Généralement, la pince à parer s'utilise pour le plus gros de ce qu'il y a à parer, puis la « reinette » nettoie la sole et la fourchette, le « rogne-pied » permettant d'avoir une surface bien plane. La râpe s'utilise en finition, sauf pour le parage de la paroi (la partie verticale du pied) qui est primordiale.
Choix et ajustage des fers
[modifier | modifier le code]Il faut ensuite choisir la taille de fer adaptée, ainsi que son modèle. Les tailles les plus courantes sont du 0 du 1 et 2. Elles vont du 6x0 (le plus petit, pour poneys) au 8 (chevaux de trait, presque 30 cm de diamètre). Certains maréchaux fabriquent directement le fer à partir d'une tige de fer. Le maréchal les met ensuite à chauffer afin de les travailler facilement. Pour ajuster les fers, le maréchal réalise tout d'abord une « encoche » sur les antérieurs dans la partie du sabot que l'on nomme la « pince » (devant, et dans l'alignement de la fourchette) où viendra se loger le « pinçon » (sauf si le fer choisi en comporte deux sur les côtés ou même parfois aucun) à l'aide de rogne-pied et mailloche, ou parfois à la pince à parer.
La forme du pied mémorisée, le maréchal va mettre les fers à la forme de chacun des pieds, le plus fidèlement possible et à chaud, le fer étant bien malléable. Il s'aide du marteau de forge, des tenailles et de l'enclume. Il réalise alors la tournure (la forme adaptée au pied) et l'« ajusture » (généralement sur les antérieurs permet que la sole ne soit pas comprimée sur le fer) qui consiste à faire un chanfrein sur la rive interne du fer, en pince, sur la face supérieure du pied (en contact avec la sole).

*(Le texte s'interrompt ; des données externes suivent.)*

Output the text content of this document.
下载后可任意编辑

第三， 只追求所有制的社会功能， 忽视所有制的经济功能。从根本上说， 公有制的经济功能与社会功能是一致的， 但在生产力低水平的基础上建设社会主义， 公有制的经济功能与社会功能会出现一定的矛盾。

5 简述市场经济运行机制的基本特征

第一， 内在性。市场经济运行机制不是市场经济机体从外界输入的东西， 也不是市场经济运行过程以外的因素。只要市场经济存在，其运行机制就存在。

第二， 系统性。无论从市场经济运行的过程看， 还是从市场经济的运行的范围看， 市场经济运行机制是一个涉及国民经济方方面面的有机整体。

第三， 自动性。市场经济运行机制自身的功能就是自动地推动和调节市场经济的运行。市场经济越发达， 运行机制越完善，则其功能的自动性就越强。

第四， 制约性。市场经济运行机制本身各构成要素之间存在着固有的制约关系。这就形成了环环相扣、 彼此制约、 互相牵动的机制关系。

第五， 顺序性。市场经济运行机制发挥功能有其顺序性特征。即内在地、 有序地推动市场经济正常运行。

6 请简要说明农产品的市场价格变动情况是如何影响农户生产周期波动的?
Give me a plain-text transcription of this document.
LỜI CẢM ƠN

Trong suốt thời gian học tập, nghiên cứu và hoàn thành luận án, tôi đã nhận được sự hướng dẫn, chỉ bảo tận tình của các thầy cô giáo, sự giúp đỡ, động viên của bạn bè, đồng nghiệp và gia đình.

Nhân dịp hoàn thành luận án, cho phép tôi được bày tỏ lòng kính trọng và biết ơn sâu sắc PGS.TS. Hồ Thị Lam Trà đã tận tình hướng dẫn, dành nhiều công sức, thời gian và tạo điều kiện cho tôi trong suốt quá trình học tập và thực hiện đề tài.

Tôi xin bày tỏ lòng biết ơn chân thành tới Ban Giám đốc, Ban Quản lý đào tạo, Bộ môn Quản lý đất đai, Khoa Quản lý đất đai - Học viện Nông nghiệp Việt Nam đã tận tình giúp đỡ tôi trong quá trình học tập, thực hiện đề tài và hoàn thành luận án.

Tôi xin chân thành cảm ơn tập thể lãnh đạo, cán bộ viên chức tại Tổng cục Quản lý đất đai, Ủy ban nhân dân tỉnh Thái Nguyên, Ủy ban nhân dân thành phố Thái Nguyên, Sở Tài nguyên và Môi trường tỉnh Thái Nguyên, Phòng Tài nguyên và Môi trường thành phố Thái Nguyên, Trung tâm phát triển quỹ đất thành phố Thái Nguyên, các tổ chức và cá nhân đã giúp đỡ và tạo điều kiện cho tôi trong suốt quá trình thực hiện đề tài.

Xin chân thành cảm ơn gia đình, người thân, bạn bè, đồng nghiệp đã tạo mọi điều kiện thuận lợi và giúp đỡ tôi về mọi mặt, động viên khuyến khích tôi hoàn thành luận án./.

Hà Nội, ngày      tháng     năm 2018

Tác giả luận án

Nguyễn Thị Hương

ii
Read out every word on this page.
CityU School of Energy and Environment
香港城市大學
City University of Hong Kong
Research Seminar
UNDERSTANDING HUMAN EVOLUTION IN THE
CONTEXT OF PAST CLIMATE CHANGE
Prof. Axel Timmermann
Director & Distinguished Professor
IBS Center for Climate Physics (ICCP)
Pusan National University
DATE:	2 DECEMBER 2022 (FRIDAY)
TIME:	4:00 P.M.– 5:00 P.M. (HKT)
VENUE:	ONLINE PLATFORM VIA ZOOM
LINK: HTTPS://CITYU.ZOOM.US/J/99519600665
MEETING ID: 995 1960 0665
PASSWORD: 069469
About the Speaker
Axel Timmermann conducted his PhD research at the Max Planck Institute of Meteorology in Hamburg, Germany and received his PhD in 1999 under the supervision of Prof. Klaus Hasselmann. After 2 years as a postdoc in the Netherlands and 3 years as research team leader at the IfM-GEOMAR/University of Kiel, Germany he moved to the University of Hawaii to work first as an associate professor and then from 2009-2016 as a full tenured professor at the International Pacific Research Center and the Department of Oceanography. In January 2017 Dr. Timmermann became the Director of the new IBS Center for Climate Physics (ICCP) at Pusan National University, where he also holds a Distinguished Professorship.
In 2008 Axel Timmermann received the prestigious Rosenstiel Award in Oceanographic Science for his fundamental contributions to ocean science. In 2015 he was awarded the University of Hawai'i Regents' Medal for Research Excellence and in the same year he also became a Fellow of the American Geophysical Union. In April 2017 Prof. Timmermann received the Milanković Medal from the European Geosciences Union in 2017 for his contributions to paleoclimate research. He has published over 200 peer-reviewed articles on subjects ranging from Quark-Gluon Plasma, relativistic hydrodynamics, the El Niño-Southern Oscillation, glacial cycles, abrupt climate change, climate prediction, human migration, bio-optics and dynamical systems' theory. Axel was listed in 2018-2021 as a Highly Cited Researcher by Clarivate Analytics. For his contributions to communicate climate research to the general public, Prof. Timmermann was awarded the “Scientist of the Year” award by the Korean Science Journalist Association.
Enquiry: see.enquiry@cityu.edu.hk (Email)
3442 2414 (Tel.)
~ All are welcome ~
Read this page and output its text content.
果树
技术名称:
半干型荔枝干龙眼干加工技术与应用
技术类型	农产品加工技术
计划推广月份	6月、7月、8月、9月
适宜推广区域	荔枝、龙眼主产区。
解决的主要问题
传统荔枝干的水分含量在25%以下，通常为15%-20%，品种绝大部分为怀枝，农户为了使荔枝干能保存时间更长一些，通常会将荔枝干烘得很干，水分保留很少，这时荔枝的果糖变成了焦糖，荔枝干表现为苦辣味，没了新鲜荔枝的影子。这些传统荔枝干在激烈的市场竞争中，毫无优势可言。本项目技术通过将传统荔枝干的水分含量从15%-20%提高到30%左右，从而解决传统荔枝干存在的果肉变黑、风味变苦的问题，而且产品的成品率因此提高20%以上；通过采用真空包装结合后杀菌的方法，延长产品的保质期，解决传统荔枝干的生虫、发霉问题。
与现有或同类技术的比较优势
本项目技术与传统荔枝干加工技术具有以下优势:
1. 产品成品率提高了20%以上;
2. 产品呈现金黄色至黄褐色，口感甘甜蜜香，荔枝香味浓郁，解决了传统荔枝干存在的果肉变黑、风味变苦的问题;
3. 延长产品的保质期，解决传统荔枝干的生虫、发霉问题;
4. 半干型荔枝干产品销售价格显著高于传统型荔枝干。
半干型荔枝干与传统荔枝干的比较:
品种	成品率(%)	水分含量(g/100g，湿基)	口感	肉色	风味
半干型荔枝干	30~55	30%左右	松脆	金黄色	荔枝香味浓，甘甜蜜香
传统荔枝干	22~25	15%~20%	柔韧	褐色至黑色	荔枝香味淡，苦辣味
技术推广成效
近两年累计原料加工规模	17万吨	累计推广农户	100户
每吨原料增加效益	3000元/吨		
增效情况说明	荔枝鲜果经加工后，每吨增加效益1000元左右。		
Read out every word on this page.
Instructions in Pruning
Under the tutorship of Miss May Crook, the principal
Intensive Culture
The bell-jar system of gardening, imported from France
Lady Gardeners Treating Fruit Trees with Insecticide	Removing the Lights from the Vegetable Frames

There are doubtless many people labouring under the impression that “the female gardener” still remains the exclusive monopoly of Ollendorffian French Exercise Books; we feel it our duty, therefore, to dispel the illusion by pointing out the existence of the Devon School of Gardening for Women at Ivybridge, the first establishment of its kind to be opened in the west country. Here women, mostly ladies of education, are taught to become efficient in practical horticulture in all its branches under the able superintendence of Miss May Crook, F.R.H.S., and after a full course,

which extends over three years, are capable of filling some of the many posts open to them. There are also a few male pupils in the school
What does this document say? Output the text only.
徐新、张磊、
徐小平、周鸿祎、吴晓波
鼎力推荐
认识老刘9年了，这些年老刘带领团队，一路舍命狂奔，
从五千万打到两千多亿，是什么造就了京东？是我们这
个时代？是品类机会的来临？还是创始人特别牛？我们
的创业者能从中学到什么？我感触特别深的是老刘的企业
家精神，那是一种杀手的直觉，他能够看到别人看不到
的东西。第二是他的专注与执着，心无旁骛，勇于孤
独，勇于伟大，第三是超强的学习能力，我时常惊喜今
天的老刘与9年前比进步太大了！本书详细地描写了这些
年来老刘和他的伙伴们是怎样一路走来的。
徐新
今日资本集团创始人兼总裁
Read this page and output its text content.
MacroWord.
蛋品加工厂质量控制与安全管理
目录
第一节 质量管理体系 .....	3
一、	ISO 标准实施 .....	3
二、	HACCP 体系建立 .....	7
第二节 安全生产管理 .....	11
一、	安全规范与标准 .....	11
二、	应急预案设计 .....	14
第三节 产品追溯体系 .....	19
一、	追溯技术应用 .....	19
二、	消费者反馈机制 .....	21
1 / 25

Il pratique aussi un « relevé de pince » qui, comme son nom l'indique, relève la pince du fer pour faciliter le départ du pied (un peu comme sur nos chaussures, où généralement l'avant se redresse légèrement).
Portée à chaud du fer
[modifier | modifier le code]Une fois qu'il a réalisé sa tournure, le maréchal doit « porter à chaud ». Pour cela il se munit d'une râpe, du fer à poser tenu par les tenailles, et d'un compas, ou d'un outil dont les bras sont pointus afin de pouvoir appliquer le fer sur le pied. Pour cela il positionne les extrémités du compas ou de l'outil dans les deux "deuxièmes" étampures (trous) du fer, afin de pouvoir le poser sur le pied sans être gêné.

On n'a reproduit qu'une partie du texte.